«John Elkann non ha detto solo di no, ha detto no perché aspetto il tavolo del Governo. Temo che gli sfuggano dei fondamentali della Repubblica italiana». Stavolta l’affondo di Giorgia Meloni contro il presidente di Stellantis - «nato a New York e domiciliato in Olanda» come fanno notare tra i fedelissimi della premier - arriva direttamente su Rai 1. Sancendo un asse piuttosto inedito con l’intera opposizione e rinnovando in ogni caso la disponibilità ad un «dialogo senza sudditanze con Stellantis», Meloni contesta al dirigente la scelta di non partecipare all’audizione in Parlamento su Stellantis, preferendo difatti “limitare” la sua presenza ai faccia a faccia con l’esecutivo. «Ma sono due cose diverse» è la linea della premier che dal doppio salotto di Bruno Vespa scandisce: «Questa mancanza di rispetto verso io me la sarei evitata».
IL CLIMAX
Un’uscita, quella meloniana, che arriva al termine di un climax bipartisan che ha coinvolto non solo il presidente della Camera Lorenzo Fontana, i capigruppo di maggioranza o il ministro del Made in Italy Adolfo Urso, ma pure la segretaria del Pd Elly Schlein («Occorre stigmatizzarne l'atteggiamento), il leader del Movimento 5 stelle Giuseppe Conte («Qui non si tratta di avere qualcuno sul banco degli imputati ed esporlo al pubblico disonore, ma di trovare tutti insieme la possibilità di uscire fuori dalle difficoltà») e, ovviamente, il numero uno di Azione Carlo Calenda, da tempo in prima linea sulla vicenda Stellantis. «È un grave sgarbo istituzionale» l’attacco dell’ex ministro a Elkann, «verrà in Parlamento, insisteremo: ha il dovere di rispondere».
LA TELEFONATA
Poco prima che le dichiarazioni della premier rompessero totalmente il vaso di Pandora, il presidente di Stellantis aveva avuto una conversazione telefonica proprio con il leghista Fontana. L’obiettivo era quello di stemperare il clima rovente. Nella lunga telefonata aveva spiegato il no all’audizione in Parlamento, argomentando che «la risposta al presidente della commissione attività produttive Alberto Gusmeroli nasceva dall’osservanza della decisione della Camera di impegnare il governo, attraverso le mozioni approvate dall’aula, a identificare politiche industriali in linea con l’evoluzione del settore automotive». Una difesa debole, che è finita con l’essere considerata un pugno in faccia al Parlamento. Durante la telefonata Elkann ha ribadito «l’apertura al dialogo con tutte le istituzioni». Soprattutto ha assicurato che il gruppo non si «disimpegnerà dall’Italia».

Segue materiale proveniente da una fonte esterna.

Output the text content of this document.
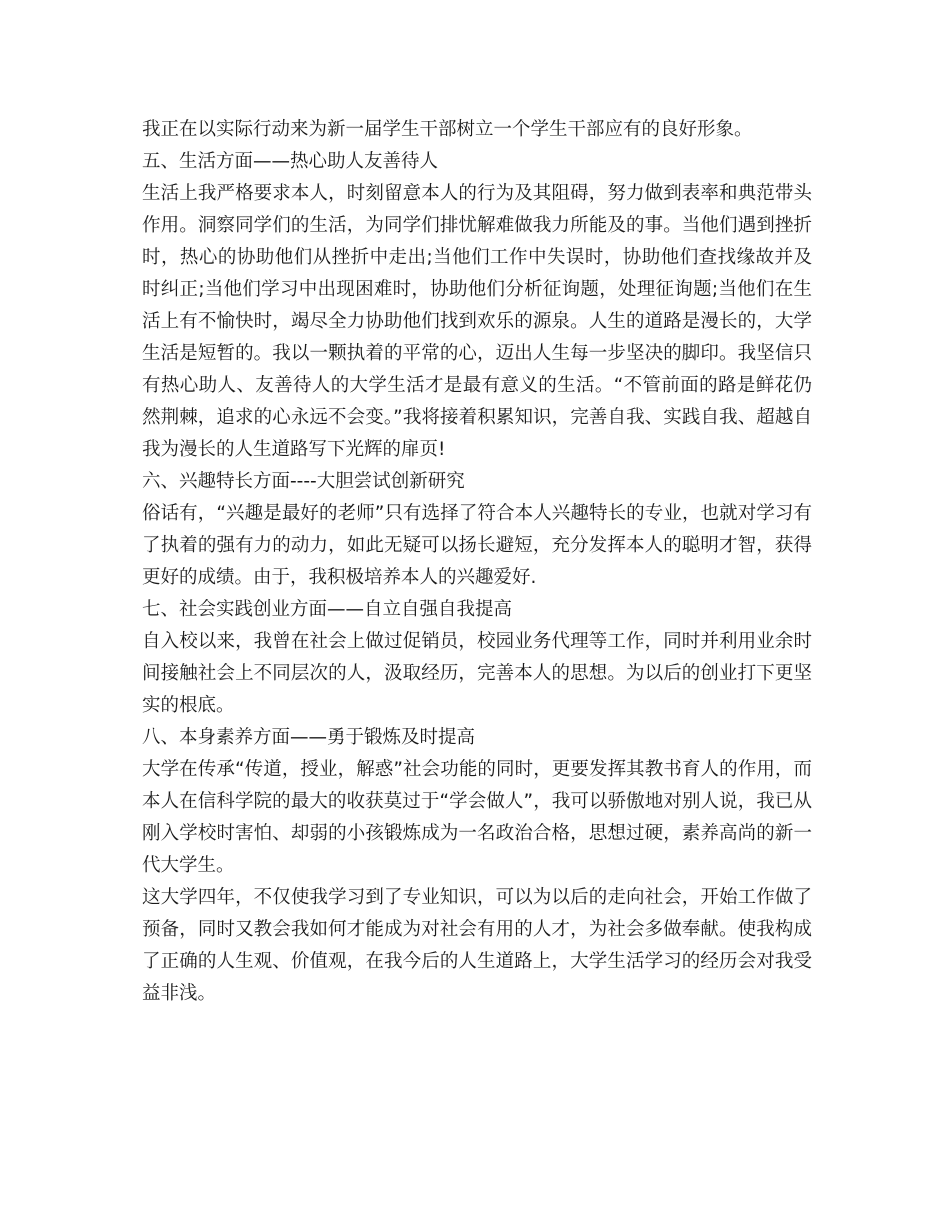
我正在以实际行动来为新一届学生干部树立一个学生干部应有的良好形象。

五、生活方面——热心助人友善待人

生活上我严格要求本人，时刻留意本人的行为及其阻碍，努力做到表率和典范带头作用。洞察同学们的生活，为同学们排忧解难做我力所能及的事。当他们遇到挫折时，热心的协助他们从挫折中走出;当他们工作中失误时，协助他们查找缘故并及时纠正;当他们学习中出现困难时，协助他们分析征询题，处理征询题;当他们在生活上有不愉快时，竭尽全力协助他们找到欢乐的源泉。人生的道路是漫长的，大学生活是短暂的。我以一颗执着的平常的心，迈出人生每一步坚决的脚印。我坚信只有热心助人、友善待人的大学生活才是最有意义的生活。“不管前面的路是鲜花仍然荆棘，追求的心永远不会变。”我将接着积累知识，完善自我、实践自我、超越自我为漫长的人生道路写下光辉的扉页!

六、兴趣特长方面----大胆尝试创新研究

俗话有，“兴趣是最好的老师”只有选择了符合本人兴趣特长的专业，也就对学习有了执着的强有力的动力，如此无疑可以扬长避短，充分发挥本人的聪明才智，获得更好的成绩。由于，我积极培养本人的兴趣爱好.

七、社会实践创业方面——自立自强自我提高

自入校以来，我曾在社会上做过促销员，校园业务代理等工作，同时并利用业余时间接触社会上不同层次的人，汲取经历，完善本人的思想。为以后的创业打下更坚实的根底。

八、本身素养方面——勇于锻炼及时提高

大学在传承“传道，授业，解惑”社会功能的同时，更要发挥其教书育人的作用，而本人在信科学院的最大的收获莫过于“学会做人”，我可以骄傲地对别人说，我已从刚入学校时害怕、却弱的小孩锻炼成为一名政治合格，思想过硬，素养高尚的新一代大学生。

这大学四年，不仅使我学习到了专业知识，可以为以后的走向社会，开始工作做了预备，同时又教会我如何才能成为对社会有用的人才，为社会多做奉献。使我构成了正确的人生观、价值观，在我今后的人生道路上，大学生活学习的经历会对我受益非浅。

A leggere bene però il percorso non è chiaro. Perché «Stellantis - dice il numero uno di Exor - rispetta e si adatta alle ambizioni di politica industriale scelte dai paesi dove opera», ma si impegna nel «rispetto delle regole poste dal legislatore a raggiungere i suoi obiettivi aziendali, sulla base dei fondamentali di mercato, dove la domanda guida l’offerta». Come dire che se la domanda non dovesse assorbire l’offerta, prevarranno le logiche aziendali. Alla faccia dei soldi pubblici per finanziare la Cig e i sostegni che negli anni ha ottenuto prima la Fiat e oggi Stellantis. Non scopre insomma le carte, rimandando alle parole dell’ad Carlos Tavares che, proprio in audizione, non aveva escluso licenziamenti in assenza di ulteriori incentivi del governo. Sullo sfondo resta lo spettro della chiusura di alcuni stabilimenti in Italia, di quelli che da mesi, come Mirafiori, Melfi e Cassino, marciano a scartamento ridotto, mentre le produzioni sono delocalizzate all’estero. Il 14 novembre tavolo al Mimit con Stellantis, sindacati e Anfia per affrontare la crisi.